La stessa premier Meloni dice infatti che in un contesto come quello italiano, caratterizzato da una elevata copertura della contrattazione collettiva e da un elevato tasso di lavoro irregolare, la soluzione non è la fissazione di un salario minimo legale. Anzi, si rischia di creare, per molti lavoratori, condizioni peggiori di quelle che hanno oggi: «Finirebbe per fare un altro grande favore alle grandi concentrazioni economiche che hanno come obiettivo rivedere al ribasso i diritti dei lavoratori», ha tuonato ieri con evidente riferimento a big come Amazon.

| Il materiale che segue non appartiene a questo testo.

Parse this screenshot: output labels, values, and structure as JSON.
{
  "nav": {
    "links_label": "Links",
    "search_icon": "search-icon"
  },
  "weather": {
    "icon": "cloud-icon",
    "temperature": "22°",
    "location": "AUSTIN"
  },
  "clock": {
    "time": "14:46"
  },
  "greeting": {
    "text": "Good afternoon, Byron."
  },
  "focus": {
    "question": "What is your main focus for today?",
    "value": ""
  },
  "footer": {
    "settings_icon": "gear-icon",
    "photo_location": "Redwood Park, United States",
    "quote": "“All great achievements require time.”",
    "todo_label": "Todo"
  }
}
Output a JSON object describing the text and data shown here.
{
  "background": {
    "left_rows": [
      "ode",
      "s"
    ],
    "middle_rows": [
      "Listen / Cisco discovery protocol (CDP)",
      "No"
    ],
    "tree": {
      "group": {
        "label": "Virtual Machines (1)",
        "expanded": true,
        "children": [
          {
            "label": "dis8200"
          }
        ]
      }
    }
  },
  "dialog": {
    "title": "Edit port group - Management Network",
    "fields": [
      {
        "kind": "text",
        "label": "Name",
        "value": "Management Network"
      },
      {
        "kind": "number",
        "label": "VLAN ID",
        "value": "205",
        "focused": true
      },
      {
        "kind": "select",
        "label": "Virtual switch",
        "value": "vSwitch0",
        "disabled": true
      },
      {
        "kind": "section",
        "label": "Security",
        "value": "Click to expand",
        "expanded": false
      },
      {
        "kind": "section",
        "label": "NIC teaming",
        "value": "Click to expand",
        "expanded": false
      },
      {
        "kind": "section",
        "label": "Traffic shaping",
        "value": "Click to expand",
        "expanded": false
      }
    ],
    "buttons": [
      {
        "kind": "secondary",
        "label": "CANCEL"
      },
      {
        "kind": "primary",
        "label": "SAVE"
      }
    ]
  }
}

Anche i sindacati, preoccupati di un rischio salari al ribasso verso il minimo e stop ad integrativi e welfare, in mancanza della contrattazione collettiva, invocano il compromesso ipotizzato dal governo Draghi. Nessun salario per legge, basta prendere, dicono, i minimi contrattuali di riferimento di ciascun settore, come risulta dall’Inps, e fare una legge di sostegno che deleghi alla contrattazione collettiva questo livello di riferimento, dicono la Cisl e la Uil. Mentre la Cgil sostiene che sia necessario fare prima anche una legge sulla rappresentanza che stabilisca, quali sono i contratti più rappresentativi.
IL NODO CUNEO FISCALE
Dunque anche per i rappresentanti dei lavoratori sindacati va solo valorizzata la contrattazione collettiva. Ed è su questa strada che intende muoversi il governo Meloni, Del resto come ricorda la mozione approvata in Parlamento, l’Italia gode di una contrattazione collettiva che copre l’85% dei lavoratori. Numeri di fronte ai quali non c’è obbligo di salario minimo, dice la Direttiva europea. Il sistema collaudato in Italia, che garantisce una serie di misure, tra TFR, malattia, ferie, permessi, tredicesima, quattordicesima, previdenza complementare, sanità integrativa e welfare aziendali, pone in molti casi i salari a livelli più alti di un’ipotetica soglia di minimo. La stessa Confindustria, che finora si è un po’ chiamata fuori dal dibattito, ha sempre ribadito che il salario minimo può essere una strada per garantire condizioni e paghe adeguate in quegli ambiti che oggi sono interessati da contratti pirata. Ma questo non è il caso dei contratti nazionali firmati da Confindustria, dove anche le qualifiche più basse prevedono cifre superiori ai 9 euro lordi l’ora previsti dal salario minimo. In quello dei metalmeccanici, per esempio, il terzo livello si attesta a 11 euro: il più alto di quelli nazionali della categoria. Altro contesto evidentemente è quello di altri settori, un po’ più deboli, su questo fronte, come quelli del commercio e della logistica. Ecco perché Meloni ha detto che la soluzione «è estendere i contratti collettivi a vari settori e intervenire per ridurre il carico fiscale sul lavoro». La ragione dei salari inadeguati è la tassazione troppo alta per le imprese che devono assumere. Le imprese sono d’accordo. E allora meglio ridurre ancora le tasse sul lavoro come confermato dalla Legge di Bilancio 2023. Lo dice il governo. Ne sarebbe contenta Confindustria, e ci sarebbero benefici certi per i lavoratori.